III.
Mr. and Mrs. Belk were coming along High Row. She avoided them by turning down the narrow passage into Mr. Horn's yard and the Back Lane. From the Back Lane you could get up through the fields to the school-house lane without seeing people.
She hated seeing them. They all thought the same thing: that you wanted
Maurice Jourdain and that you were unhappy because you hadn't got him.
They thought it was awful of you. Mamma thought it was awful, like—like
Aunt Charlotte wanting to marry the piano-tuner, or poor Jenny wanting to
marry Mr. Spall.
Maurice Jourdain knew better than that. He knew you didn't want to marry him any more than he wanted to marry you. He nagged at you about your hair, about philosophy—she could hear his voice nag-nagging now as she went up the lane—he could nag worse than a woman, but he knew. She knew. As far as she could see through the working of his dark mind, first he had cared for her, cared violently. Then he had not cared.

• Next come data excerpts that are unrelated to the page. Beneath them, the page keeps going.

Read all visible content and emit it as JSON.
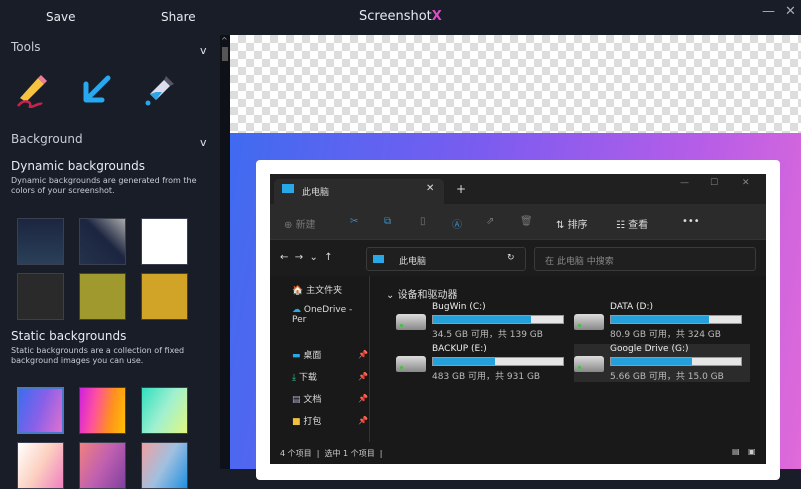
{
  "topbar": {
    "save": "Save",
    "share": "Share",
    "title": "Screenshot",
    "title_mark": "X",
    "minimize": "—",
    "close": "✕"
  },
  "sidebar": {
    "tools_label": "Tools",
    "background_label": "Background",
    "dynamic_title": "Dynamic backgrounds",
    "dynamic_desc": "Dynamic backgrounds are generated from the colors of your screenshot.",
    "static_title": "Static backgrounds",
    "static_desc": "Static backgrounds are a collection of fixed background images you can use.",
    "dynamic_colors": [
      "#1f2b45",
      "#2a3550",
      "#ffffff",
      "#2a2a2a",
      "#a09a2e",
      "#d1a327"
    ]
  },
  "explorer": {
    "tab_title": "此电脑",
    "toolbar": {
      "new": "新建",
      "sort": "排序",
      "view": "查看",
      "more": "•••"
    },
    "address": "此电脑",
    "search_placeholder": "在 此电脑 中搜索",
    "nav": [
      {
        "label": "主文件夹",
        "icon": "home-icon"
      },
      {
        "label": "OneDrive - Per",
        "icon": "cloud-icon"
      },
      {
        "label": "桌面",
        "icon": "desktop-icon",
        "pinned": true
      },
      {
        "label": "下载",
        "icon": "download-icon",
        "pinned": true
      },
      {
        "label": "文档",
        "icon": "document-icon",
        "pinned": true
      },
      {
        "label": "打包",
        "icon": "folder-icon",
        "pinned": true
      }
    ],
    "section": "设备和驱动器",
    "drives": [
      {
        "name": "BugWin (C:)",
        "size": "34.5 GB 可用，共 139 GB",
        "used_percent": 75
      },
      {
        "name": "DATA (D:)",
        "size": "80.9 GB 可用，共 324 GB",
        "used_percent": 75
      },
      {
        "name": "BACKUP (E:)",
        "size": "483 GB 可用，共 931 GB",
        "used_percent": 48
      },
      {
        "name": "Google Drive (G:)",
        "size": "5.66 GB 可用，共 15.0 GB",
        "used_percent": 62
      }
    ],
    "status_items": "4 个项目",
    "status_selected": "选中 1 个项目"
  }
}
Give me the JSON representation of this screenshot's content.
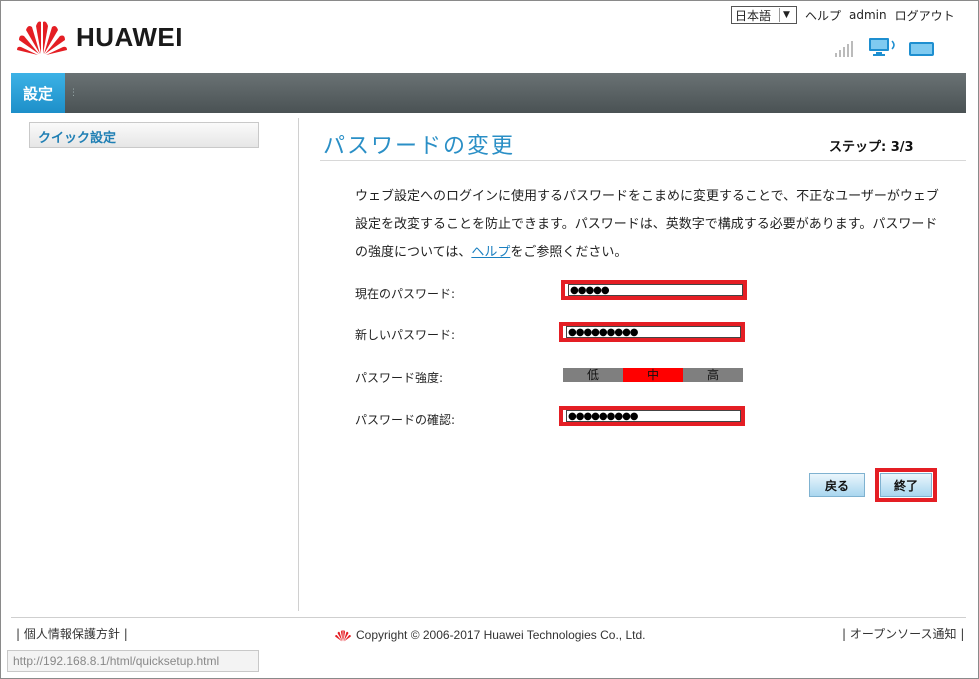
{
  "brand": {
    "name": "HUAWEI",
    "logo_color": "#e41e24"
  },
  "top_bar": {
    "language": "日本語",
    "help": "ヘルプ",
    "user": "admin",
    "logout": "ログアウト"
  },
  "status_icons": [
    "signal-strength-icon",
    "computer-connection-icon",
    "battery-icon"
  ],
  "nav": {
    "active_tab": "設定",
    "accent": "#2aa3dc"
  },
  "sidebar": {
    "items": [
      {
        "label": "クイック設定"
      }
    ]
  },
  "main": {
    "title": "パスワードの変更",
    "step": "ステップ: 3/3",
    "description_part1": "ウェブ設定へのログインに使用するパスワードをこまめに変更することで、不正なユーザーがウェブ設定を改変することを防止できます。パスワードは、英数字で構成する必要があります。パスワードの強度については、",
    "description_link": "ヘルプ",
    "description_part2": "をご参照ください。",
    "fields": {
      "current_label": "現在のパスワード:",
      "current_value": "●●●●●",
      "new_label": "新しいパスワード:",
      "new_value": "●●●●●●●●●",
      "strength_label": "パスワード強度:",
      "confirm_label": "パスワードの確認:",
      "confirm_value": "●●●●●●●●●"
    },
    "strength": {
      "low": "低",
      "medium": "中",
      "high": "高",
      "level": "中"
    },
    "buttons": {
      "back": "戻る",
      "finish": "終了"
    },
    "highlight_color": "#e41e24"
  },
  "footer": {
    "privacy": "個人情報保護方針",
    "copyright": "Copyright © 2006-2017 Huawei Technologies Co., Ltd.",
    "open_source": "オープンソース通知"
  },
  "status_url": "http://192.168.8.1/html/quicksetup.html"
}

That would be because he cared for some other woman. There were two of them. The girl and the married woman. She felt no jealousy and no interest in them beyond wondering which of them it would be and what they would be like. There had been two Mary Oliviers; long-haired— short-haired, and she had been jealous of the long-haired one. Jealous of herself.
There had been two Maurice Jourdains, the one who said, "I'll understand. I'll never lose my temper"; the one with the crystal mind, shining and flashing, the mind like a big room filled from end to end with light. But he had never existed.
Maurice Jourdain was only a name. A name for intellectual beauty. You could love that. Love was "the cle-eansing fi-yer!" There was the love of the body and the love of the soul. Perhaps she had loved Maurice Jourdain with her soul and not with her body. No. She had not loved him with her soul, either. Body and soul; soul and body. Spinoza said they were two aspects of the same thing. What thing? Perhaps it was silly to ask what thing; it would be just body and soul. Somebody talked about a soul dragging a corpse. Her body wasn't a corpse; it was strong and active; it could play games and jump; it could pick Dan up and carry him round the table; it could run a mile straight on end. It could excite itself with its own activity and strength. It dragged a corpse-like soul, dull and heavy; a soul that would never be excited again, never lift itself up again in any ecstasy.
If only he had let her alone. If only she could go back to her real life.
But she couldn't. She couldn't feel any more her sudden, secret
happiness. Maurice Jourdain had driven it away. It had nothing to do with
Maurice Jourdain. He ought not to have been able to take it from you.
She might go up to Karva Hill to look for it; but it would not be there.
She couldn't even remember what it had been like.